Interest in Minnesota's natural resources was rekindled by the state's participation in the World's Industrial and Cotton Centennial Exposition. As preparation for this major New Orleans fair of 1884-85, the state appropriated funds and named Oliver Gibbs, Jr., to serve as its commissioner. One of the many units placed under Gibbs's general supervision was the Department of Geology, Fauna and Flora headed by Winchell. As part of his large exhibit Winchell collected specimens of Minnesota rocks and minerals including catlinite, building stones, hematite, and sodium chloride.

Winchell's salt sample was processed from brine obtained from an artesian well located at Humboldt in northwestern Kittson County. This flow, which was in Minnesota's most likely salt area and near the springs reported by Long and Keating in 1823, was discovered alongside the St. Paul, Minneapolis and Manitoba Railway. Nearly 83 percent of the solids in the Humboldt brine consisted of sodium chloride, which Winchell noted was a higher percentage than that of the Michigan brines. Compared to the Michigan waters, however, the Humboldt well water contained only from one-third to one-half as much solid material; thus, the extraction process was more laborious. Nonetheless, Winchell was pleased that he was able to exhibit for the first time two new Minnesota products—salt and iron ore—at the New Orleans Exposition.

Winchell was careful not to magnify the significance of the Humboldt well. He cautiously observed that "It remains for the future to determine whether these salt deposits shall become economically of importance to the Northwest." Although Winchell proved that salt at least in a small quantity could be extracted from Minnesota brine, he did not prove that such production was commercially feasible. By the time of the New Orleans Exposition, fine salt was selling for $1.45 to $1.50 a barrel or only about a half cent a pound. This marketing came at a time when the nation was on the eve of major salt finds in Kansas. The Kansas strikes as well as heavy production in Texas, California, and Utah made the commodity commonplace and relatively inexpensive, so there was no inducement to develop Minnesota's brines, which were marginal at best.

Whatever future Winchell may have anticipated for Minnesota salt never materialized. Thus, the state's long-standing quest was, in the final analysis, merely wishful thinking bolstered by some frontier hucksterism with an end product of but one jar of salt.

- From Minnesota's Quest for Salt, by William E. Lass (MNHS History Magazine, Winter 1990)

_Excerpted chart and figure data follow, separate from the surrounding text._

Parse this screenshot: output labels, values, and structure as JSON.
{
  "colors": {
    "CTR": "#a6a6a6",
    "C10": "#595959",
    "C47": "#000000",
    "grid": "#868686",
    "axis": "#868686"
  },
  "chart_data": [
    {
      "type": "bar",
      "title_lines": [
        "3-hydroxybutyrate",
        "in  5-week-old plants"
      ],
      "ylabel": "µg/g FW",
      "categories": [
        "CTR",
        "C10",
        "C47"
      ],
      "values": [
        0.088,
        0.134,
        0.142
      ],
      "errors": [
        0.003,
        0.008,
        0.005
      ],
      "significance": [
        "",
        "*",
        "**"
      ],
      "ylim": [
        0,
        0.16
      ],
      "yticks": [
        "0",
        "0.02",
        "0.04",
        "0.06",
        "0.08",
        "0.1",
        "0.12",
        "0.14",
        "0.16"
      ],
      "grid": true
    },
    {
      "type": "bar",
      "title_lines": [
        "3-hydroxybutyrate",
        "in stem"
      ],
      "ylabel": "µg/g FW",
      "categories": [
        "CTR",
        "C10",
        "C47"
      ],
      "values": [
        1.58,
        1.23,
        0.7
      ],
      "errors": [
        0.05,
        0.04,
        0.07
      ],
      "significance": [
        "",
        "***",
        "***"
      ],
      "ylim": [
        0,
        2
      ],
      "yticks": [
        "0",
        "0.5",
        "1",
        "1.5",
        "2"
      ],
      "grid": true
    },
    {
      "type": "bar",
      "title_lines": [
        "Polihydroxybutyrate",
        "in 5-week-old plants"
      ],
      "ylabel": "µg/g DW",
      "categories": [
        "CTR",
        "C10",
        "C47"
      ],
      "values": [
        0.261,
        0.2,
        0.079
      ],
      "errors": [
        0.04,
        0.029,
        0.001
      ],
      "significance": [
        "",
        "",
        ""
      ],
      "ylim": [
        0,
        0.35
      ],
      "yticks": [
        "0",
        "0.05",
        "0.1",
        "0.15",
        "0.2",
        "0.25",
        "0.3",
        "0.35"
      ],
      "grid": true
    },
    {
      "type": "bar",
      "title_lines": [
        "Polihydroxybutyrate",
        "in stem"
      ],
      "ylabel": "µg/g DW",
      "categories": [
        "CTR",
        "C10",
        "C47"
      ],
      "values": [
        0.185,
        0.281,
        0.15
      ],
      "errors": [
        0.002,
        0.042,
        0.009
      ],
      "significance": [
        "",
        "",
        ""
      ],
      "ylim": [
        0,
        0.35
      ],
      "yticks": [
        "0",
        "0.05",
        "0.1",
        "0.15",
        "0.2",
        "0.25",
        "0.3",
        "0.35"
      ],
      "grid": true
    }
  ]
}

1 - Our first information of that salt region was from a soldier in the expedition (1823). He says that they had been traveling for several days over a vast rolling plain, with no trees or water, the troops and horses were almost famishing with thirst, when they came suddenly upon the shore of a beautiful lake, about half a mile in diameter, sunk down deep in the plain, it resembling more a vast "sink hole." From the height above the waters, a vast snow bank appeared to line its shore, but, upon examination, it proved to be an encrustation of salt as pure and white as snow. The waters of the lake, also, were also of the strongest brine. So strong was it, that one bathing in it upon coming out would be covered with the white crystallization of salt. If this salt region be as rich as it is supposed to be, a railroad projected into it would prove to be the best stock in the country. Here are mines of undeveloped wealth more extensive, more durable, and more important than all the gold regions beyond the rocky mountains. We are informed also, that at a very short distance below the surface the pure rock salt lies in strata like coal or lime rock. We hope the attention of the public and the government will be turned to the subject. There is a region lying in our immediate neighborhood almost unknown, containing more intrinsic wealth than any State in the Union, and which would yield an annual income probably equalling the entire revenues of the country.